Según el citado Instituto, las concentraciones de una muestra recogida el pasado 25 de marzo mostraron unos niveles menores a 0.11 becquerelios por litro.

En condiciones normales no hay rastro de yodo-131 que pueda ser detectado ni en el agua de lluvia ni en la leche.

Efecto acumulativo

Las tasas medidas dicen que son extremadamente bajas, sobre todo si las comparamos con los niveles observados después del accidente de Chernóbil en 1986, y las autoridades hacen hincapié en que no hay motivo para la preocupación.

Sin embargo, según el CRIIRAD, la contaminación del aire, y por tanto del agua de lluvia, continuará por lo menos durante las próximas dos semanas, pudiendo alcanzarse varios cientos de becquerelios por metro cuadro, o incluso unos miles si las condiciones meteorológicas son adversas.

Las espinacas, ensaladas y otras verduras de los supermercados se encuentran entre los productos alimenticios que son particularmente sensibles a la contaminación por yodo-131, ya que se cultivan fuera y están expuestas al agua de lluvia.

La contaminación indirecta de la leche, en concreto, se produce al cabo de un par de días si las vacas han estado comiendo hierba al exterior, señaló el CRIIRAD.

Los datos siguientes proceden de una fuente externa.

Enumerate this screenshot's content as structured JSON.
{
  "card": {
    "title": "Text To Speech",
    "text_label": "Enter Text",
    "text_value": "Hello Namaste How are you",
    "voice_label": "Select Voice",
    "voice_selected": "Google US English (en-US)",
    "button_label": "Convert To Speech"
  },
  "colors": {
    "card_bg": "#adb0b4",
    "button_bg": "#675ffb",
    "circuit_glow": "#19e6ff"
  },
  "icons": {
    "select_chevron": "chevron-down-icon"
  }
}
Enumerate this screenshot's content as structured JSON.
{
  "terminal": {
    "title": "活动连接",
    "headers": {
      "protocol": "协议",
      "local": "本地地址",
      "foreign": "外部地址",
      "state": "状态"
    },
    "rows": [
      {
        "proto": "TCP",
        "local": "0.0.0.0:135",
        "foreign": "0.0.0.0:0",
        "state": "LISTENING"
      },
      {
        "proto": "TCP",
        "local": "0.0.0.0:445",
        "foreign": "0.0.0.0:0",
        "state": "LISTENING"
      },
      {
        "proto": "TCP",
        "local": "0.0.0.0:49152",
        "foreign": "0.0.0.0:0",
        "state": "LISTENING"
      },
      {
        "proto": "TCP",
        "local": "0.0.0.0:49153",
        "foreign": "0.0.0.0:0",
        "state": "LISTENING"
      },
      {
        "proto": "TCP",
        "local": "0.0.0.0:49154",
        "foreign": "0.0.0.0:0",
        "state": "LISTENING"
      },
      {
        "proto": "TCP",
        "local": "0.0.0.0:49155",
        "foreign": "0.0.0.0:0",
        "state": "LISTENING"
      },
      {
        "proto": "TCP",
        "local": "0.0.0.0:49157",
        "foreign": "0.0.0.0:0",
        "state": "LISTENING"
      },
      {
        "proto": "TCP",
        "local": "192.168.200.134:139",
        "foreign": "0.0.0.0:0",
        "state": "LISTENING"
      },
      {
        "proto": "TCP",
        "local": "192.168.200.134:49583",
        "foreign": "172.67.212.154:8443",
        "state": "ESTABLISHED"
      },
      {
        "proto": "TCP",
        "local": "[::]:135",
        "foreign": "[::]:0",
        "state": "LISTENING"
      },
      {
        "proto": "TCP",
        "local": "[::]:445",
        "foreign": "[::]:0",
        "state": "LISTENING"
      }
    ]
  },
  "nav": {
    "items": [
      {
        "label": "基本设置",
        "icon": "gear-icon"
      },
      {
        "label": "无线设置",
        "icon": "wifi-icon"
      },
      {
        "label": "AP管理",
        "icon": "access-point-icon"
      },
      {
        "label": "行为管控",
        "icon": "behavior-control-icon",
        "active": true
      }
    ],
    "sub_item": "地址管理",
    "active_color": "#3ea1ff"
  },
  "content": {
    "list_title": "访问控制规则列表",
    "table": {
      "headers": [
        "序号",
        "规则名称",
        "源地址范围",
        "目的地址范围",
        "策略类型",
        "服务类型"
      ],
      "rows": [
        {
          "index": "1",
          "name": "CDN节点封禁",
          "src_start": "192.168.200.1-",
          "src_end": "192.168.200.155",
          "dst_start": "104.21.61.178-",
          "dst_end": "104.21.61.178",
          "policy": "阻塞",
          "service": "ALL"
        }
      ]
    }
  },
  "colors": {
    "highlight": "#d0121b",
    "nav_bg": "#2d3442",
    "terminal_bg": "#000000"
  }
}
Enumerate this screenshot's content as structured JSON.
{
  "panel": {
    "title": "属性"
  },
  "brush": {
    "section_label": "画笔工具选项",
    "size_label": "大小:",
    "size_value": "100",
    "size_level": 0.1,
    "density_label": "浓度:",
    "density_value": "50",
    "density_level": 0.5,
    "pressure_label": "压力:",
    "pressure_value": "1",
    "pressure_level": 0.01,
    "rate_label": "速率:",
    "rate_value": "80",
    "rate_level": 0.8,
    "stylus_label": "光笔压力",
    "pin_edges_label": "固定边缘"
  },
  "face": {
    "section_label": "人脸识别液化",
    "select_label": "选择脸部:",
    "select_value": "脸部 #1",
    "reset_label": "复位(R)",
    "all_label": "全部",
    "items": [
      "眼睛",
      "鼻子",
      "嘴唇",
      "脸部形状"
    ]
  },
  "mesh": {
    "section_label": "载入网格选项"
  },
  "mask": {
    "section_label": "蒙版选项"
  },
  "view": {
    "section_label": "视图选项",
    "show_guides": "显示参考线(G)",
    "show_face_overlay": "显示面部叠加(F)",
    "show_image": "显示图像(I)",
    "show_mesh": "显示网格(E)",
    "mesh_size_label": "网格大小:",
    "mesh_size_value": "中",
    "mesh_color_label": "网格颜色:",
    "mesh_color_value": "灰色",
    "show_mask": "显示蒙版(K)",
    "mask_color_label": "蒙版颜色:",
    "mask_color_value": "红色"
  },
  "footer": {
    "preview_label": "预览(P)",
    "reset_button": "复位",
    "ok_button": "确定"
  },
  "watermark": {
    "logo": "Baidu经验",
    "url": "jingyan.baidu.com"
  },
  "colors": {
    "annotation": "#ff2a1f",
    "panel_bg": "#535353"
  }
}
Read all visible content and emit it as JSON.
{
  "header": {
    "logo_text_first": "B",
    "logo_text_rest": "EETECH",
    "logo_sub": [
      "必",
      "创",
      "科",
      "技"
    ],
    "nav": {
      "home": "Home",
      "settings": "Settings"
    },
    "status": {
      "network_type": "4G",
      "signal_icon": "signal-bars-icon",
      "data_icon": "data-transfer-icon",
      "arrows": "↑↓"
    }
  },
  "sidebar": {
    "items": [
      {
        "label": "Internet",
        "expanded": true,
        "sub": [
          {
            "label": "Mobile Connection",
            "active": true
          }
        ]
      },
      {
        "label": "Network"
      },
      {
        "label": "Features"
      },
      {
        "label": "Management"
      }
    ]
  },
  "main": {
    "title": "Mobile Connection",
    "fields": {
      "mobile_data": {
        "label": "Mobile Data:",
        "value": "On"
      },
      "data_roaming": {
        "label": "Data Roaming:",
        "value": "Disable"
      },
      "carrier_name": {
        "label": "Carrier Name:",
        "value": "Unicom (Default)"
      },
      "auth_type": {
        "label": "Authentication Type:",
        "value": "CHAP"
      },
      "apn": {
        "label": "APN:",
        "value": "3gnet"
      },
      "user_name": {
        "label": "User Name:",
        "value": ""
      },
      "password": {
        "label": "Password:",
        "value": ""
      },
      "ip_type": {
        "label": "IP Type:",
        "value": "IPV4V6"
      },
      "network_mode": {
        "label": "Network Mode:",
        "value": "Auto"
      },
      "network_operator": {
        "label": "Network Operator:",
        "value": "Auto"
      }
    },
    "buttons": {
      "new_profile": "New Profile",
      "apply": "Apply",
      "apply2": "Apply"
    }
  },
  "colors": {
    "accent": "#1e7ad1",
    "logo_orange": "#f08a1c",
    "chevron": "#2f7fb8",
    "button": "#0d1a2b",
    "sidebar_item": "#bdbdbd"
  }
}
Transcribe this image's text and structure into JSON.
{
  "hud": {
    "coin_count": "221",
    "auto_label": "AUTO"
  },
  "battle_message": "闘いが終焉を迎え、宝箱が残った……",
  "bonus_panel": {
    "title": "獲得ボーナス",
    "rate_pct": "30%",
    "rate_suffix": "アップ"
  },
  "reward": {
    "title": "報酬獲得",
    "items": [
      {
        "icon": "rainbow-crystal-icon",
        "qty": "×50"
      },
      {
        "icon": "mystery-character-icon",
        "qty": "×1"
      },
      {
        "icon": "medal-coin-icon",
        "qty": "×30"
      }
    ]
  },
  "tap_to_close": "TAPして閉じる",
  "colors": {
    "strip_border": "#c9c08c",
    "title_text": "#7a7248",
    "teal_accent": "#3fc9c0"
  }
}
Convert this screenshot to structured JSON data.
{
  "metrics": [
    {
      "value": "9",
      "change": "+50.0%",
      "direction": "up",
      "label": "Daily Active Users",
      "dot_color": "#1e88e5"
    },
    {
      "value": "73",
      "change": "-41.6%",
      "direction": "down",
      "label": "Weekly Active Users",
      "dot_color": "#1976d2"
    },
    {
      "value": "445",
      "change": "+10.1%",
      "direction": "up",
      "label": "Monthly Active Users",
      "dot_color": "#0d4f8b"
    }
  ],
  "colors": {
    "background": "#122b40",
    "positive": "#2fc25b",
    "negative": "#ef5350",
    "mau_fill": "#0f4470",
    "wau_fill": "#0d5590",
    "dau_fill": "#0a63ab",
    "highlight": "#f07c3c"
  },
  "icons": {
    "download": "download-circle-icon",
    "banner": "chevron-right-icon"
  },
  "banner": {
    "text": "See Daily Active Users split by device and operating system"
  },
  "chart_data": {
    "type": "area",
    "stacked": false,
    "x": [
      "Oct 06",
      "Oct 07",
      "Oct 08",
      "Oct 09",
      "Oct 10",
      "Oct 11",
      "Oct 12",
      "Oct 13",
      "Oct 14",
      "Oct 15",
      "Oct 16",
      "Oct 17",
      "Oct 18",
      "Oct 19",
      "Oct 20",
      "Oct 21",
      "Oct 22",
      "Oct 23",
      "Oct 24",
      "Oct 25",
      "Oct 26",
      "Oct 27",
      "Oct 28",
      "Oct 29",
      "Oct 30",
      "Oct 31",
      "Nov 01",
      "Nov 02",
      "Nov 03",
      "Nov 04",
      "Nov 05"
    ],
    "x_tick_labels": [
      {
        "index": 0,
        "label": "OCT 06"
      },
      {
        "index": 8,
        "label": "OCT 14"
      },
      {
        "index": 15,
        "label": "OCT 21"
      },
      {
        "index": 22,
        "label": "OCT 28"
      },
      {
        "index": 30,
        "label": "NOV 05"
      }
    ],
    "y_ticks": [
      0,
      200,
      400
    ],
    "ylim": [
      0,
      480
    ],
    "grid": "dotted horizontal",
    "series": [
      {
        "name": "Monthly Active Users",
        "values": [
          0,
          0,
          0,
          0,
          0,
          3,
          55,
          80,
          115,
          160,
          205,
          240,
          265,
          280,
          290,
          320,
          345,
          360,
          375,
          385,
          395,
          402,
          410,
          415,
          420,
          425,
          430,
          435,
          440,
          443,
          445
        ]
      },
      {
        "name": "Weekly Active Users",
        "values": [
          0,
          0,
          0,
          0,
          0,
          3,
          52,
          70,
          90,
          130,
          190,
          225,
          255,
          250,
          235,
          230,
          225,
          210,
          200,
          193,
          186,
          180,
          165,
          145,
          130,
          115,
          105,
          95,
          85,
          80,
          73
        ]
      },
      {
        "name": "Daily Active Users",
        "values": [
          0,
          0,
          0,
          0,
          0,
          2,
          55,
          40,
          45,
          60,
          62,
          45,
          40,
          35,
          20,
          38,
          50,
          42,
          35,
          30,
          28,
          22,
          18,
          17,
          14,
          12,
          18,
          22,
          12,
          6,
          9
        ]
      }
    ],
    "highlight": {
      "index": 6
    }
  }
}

El hecho de que el IRSN haya encontrado yodo 131 en una muestra de lecha recogida el 25 de marzo indica que la lluvia radiactiva ya había llegado a Europa en torno al 23 de marzo.

El yodo radiactivo 131 es especialmente tóxico cuando es absorbido por el tiroides, donde llega a saturarlo y eleva el riesgo de cáncer.

Respuesta de la Unión Europea

La UE señala que como Institución no está involucrada en la medición de la radiactividad, pero se mantiene alerta y está dispuesta a proporcionar asistencia médica si fuese necesario.

El Departamento de la Energía de la Comisión Europea, con el apoyo del Centro de Investigaciones de la UE, está coordinando la respuesta del ejecutivo de la UE ante la situación de emergencia que ha surgido. Su Departamento de Energía es también el responsable de la legislación relativa a los niveles radiactivos en los alimentos y para la introducción, en su caso, de una cláusula de salvaguardia para imponer pruebas radiactivas.

El 25 de marzo, tras una prueba realizada en la cadena alimentaria y piensos en Japón, se comprobó que estaba afectada por la radiación proveniente de la central de Fukushima, decidiendo la UE reforzar los controles para la importación de alimentos y piensos de determinadas regiones de Japón.

Los Verdes del Parlamento Europeo señalaron que los límites establecidos por la UE sobre las tasa máxima permitida para los niveles de radiación en los productos alimenticios importados, son menos estrictos que los límites aplicados por el propio Japón para consumo interno. Se está solicitando la revisión inmediata de dichos umbrales.